A simple and ingenious contrivance for drawing liquids from carboys is described in La Nature. It consists of two tubes passing into the carboy through the stopper, one of the tubes serving as a siphon, and the other as a means of increasing the air-pressure over the liquid. At its outer extremity the siphon has attached to it a short section of rubber or gutta-percha tube, which may be compressed by a clamp. To fill the siphon, a person blows through the short tube, with the clamp relaxed. When sufficient liquid is drawn off, the clamp is allowed to compress the walls of the elastic tube, stopping the flow.

In a late report on the origin of the skin-disease known as Delhi boil, or, as it has been lately named from its wide distribution in the East, Oriental sore, Drs. Lewis and Cunningham reject the view that the affection is attributable to parasitic agency. From extended observations in widely-separated districts they are led to ascribe the disease to the use of well-waters that contain a large quantity of salts, and are extremely hard. In Egypt, Asia Minor, and Syria, where the sore prevails, the well-waters are notoriously brackish, agreeing in this with many stations in India, where the disease is also prevalent.

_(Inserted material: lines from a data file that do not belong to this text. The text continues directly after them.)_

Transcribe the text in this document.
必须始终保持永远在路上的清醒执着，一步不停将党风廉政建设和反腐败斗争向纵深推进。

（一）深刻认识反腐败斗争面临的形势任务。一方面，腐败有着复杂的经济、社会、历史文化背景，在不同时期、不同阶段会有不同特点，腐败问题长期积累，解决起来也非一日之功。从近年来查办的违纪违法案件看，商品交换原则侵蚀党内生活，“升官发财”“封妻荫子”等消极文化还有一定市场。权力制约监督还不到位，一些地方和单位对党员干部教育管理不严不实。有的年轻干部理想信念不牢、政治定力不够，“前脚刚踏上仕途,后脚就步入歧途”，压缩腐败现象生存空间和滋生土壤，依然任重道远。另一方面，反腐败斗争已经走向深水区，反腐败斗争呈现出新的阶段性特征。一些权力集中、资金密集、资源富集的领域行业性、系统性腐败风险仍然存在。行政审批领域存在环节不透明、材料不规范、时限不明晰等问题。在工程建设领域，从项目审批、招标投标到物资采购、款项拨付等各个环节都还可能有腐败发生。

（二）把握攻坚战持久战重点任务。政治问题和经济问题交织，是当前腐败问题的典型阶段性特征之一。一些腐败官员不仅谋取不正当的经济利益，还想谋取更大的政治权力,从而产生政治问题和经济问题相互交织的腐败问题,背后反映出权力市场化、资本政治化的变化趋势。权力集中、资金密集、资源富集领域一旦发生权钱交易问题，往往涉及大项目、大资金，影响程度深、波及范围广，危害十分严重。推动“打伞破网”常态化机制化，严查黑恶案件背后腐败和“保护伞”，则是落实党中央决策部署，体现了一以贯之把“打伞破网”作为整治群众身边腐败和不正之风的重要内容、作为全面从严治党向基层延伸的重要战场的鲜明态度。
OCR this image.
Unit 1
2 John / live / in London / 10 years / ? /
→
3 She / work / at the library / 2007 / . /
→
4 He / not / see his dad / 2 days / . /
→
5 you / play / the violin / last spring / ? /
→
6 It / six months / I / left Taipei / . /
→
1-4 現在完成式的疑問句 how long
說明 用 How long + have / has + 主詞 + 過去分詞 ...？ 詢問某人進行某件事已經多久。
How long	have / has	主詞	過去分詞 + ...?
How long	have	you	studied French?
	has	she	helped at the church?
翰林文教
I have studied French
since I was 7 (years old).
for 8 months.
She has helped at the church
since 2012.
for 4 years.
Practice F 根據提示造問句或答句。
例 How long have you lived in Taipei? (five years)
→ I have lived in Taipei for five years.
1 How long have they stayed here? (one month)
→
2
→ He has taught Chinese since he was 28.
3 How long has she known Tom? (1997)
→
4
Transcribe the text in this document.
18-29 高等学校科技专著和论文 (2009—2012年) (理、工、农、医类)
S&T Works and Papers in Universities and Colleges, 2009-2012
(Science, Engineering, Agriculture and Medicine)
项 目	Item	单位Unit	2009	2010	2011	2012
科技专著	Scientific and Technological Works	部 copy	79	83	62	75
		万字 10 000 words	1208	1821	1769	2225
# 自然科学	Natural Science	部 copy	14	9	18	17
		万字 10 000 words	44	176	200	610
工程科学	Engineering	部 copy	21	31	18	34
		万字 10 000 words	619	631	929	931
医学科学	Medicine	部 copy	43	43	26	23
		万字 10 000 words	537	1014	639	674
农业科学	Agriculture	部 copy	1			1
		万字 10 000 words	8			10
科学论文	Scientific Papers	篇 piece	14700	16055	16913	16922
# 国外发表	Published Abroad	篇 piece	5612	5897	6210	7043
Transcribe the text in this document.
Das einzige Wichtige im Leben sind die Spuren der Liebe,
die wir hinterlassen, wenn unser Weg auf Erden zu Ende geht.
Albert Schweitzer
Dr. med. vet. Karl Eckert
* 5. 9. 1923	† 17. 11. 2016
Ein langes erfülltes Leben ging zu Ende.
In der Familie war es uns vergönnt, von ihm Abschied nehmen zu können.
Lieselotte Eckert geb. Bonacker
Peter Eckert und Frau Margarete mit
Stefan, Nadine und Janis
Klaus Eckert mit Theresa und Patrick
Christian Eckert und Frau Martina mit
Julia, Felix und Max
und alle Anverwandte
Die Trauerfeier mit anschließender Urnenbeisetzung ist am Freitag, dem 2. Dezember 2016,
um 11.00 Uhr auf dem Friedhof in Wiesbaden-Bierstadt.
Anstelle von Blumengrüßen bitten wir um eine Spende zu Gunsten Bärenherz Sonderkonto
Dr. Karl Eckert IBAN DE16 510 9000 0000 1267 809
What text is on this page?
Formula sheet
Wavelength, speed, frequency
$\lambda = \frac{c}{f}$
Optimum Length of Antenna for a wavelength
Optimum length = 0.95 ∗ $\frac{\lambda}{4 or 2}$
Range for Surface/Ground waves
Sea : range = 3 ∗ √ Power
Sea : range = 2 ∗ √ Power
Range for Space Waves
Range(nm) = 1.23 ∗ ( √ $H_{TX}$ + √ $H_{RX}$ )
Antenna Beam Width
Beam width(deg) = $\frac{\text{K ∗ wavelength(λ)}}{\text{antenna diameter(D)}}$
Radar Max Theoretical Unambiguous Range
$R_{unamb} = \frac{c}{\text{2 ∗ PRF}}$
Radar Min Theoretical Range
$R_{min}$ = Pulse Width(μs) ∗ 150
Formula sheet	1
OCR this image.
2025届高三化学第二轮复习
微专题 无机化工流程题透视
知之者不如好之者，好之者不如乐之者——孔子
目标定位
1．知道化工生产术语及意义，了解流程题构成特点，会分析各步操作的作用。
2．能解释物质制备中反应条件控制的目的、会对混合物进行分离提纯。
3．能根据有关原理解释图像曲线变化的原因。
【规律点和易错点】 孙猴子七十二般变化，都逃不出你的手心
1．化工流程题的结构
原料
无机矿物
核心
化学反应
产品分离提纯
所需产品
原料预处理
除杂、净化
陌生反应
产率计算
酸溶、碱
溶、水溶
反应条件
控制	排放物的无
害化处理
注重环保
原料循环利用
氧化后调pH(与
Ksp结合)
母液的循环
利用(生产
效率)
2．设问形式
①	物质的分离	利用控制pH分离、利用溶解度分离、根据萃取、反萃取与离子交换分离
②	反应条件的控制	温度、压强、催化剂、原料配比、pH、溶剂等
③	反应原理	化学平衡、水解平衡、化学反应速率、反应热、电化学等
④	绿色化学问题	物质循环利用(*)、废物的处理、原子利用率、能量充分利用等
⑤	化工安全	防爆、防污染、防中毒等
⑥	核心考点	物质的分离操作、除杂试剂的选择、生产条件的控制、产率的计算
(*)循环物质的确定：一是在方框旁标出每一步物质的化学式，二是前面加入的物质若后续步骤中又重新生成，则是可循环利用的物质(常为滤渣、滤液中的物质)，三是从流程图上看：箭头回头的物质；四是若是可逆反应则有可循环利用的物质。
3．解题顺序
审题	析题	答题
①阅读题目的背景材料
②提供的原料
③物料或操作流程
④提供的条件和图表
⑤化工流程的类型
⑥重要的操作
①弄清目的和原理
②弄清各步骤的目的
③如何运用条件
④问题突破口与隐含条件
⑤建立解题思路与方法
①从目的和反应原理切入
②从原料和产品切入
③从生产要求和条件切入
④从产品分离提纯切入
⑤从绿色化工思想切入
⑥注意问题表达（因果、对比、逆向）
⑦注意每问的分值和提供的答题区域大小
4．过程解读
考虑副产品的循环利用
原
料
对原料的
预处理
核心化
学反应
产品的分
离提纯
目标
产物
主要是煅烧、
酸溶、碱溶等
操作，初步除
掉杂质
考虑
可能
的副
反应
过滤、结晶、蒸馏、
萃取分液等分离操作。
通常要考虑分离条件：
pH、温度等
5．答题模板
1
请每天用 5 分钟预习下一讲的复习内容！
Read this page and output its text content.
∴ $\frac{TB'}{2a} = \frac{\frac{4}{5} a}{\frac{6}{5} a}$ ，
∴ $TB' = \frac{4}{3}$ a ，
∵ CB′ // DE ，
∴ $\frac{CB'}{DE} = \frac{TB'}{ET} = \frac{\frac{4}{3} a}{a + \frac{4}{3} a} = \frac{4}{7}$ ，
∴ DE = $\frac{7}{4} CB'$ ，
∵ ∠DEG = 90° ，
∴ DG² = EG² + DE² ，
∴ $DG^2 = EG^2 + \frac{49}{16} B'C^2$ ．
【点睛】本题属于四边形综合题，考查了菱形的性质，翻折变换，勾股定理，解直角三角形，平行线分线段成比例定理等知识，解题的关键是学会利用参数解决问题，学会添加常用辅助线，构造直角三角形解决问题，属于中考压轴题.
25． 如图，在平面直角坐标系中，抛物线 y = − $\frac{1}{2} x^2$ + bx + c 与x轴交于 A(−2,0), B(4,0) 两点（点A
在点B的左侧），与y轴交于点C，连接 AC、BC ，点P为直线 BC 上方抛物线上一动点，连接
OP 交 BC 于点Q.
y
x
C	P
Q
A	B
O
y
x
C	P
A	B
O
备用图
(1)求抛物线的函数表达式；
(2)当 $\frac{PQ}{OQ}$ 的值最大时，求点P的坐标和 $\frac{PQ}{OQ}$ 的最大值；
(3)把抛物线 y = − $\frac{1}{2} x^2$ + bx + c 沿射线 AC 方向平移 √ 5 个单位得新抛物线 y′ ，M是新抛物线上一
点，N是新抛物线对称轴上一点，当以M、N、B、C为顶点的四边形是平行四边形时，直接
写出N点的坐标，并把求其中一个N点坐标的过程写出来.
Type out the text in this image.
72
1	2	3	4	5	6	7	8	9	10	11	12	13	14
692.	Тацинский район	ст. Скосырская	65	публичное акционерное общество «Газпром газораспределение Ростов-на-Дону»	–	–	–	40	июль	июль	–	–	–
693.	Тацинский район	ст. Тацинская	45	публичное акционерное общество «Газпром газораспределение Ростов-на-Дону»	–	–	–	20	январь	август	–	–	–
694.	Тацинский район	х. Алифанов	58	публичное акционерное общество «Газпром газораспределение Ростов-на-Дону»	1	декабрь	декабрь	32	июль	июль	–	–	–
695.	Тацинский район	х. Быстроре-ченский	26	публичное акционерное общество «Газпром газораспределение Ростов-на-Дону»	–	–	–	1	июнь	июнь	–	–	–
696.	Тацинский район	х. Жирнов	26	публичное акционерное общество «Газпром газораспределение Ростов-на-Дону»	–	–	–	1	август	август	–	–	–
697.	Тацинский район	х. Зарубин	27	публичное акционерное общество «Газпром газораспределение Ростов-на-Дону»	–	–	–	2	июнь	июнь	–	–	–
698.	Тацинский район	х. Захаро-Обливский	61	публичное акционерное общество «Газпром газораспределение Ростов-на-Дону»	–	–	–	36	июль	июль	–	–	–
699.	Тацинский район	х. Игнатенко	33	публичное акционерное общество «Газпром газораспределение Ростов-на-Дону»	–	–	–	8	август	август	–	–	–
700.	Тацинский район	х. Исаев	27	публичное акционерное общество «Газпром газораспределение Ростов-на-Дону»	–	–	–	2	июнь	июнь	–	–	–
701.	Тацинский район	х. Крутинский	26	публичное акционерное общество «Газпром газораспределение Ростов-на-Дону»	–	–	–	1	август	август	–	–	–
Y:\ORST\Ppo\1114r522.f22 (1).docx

Dr. C. A. Bressa, deceased in 1835, bequeathed all his property to the Turin Academy of Sciences, the net interest to be given every two years as a prize for the best work done, during the previous four years, in physics, natural history, chemistry, physiology, pathology, geology, history, geography, or statistics. The fund is now available, and the first award will be made two years hence. The competition will be open to the whole world, and the prize will amount to about $2,500.

Moles render to the farmer and gardener very considerable service at little or no cost—the damage they do being more than compensated by the destruction of worms and grubs. When they have eaten all the grubs and worms in a certain place, they emigrate to another, and there repeat their gratuitous work.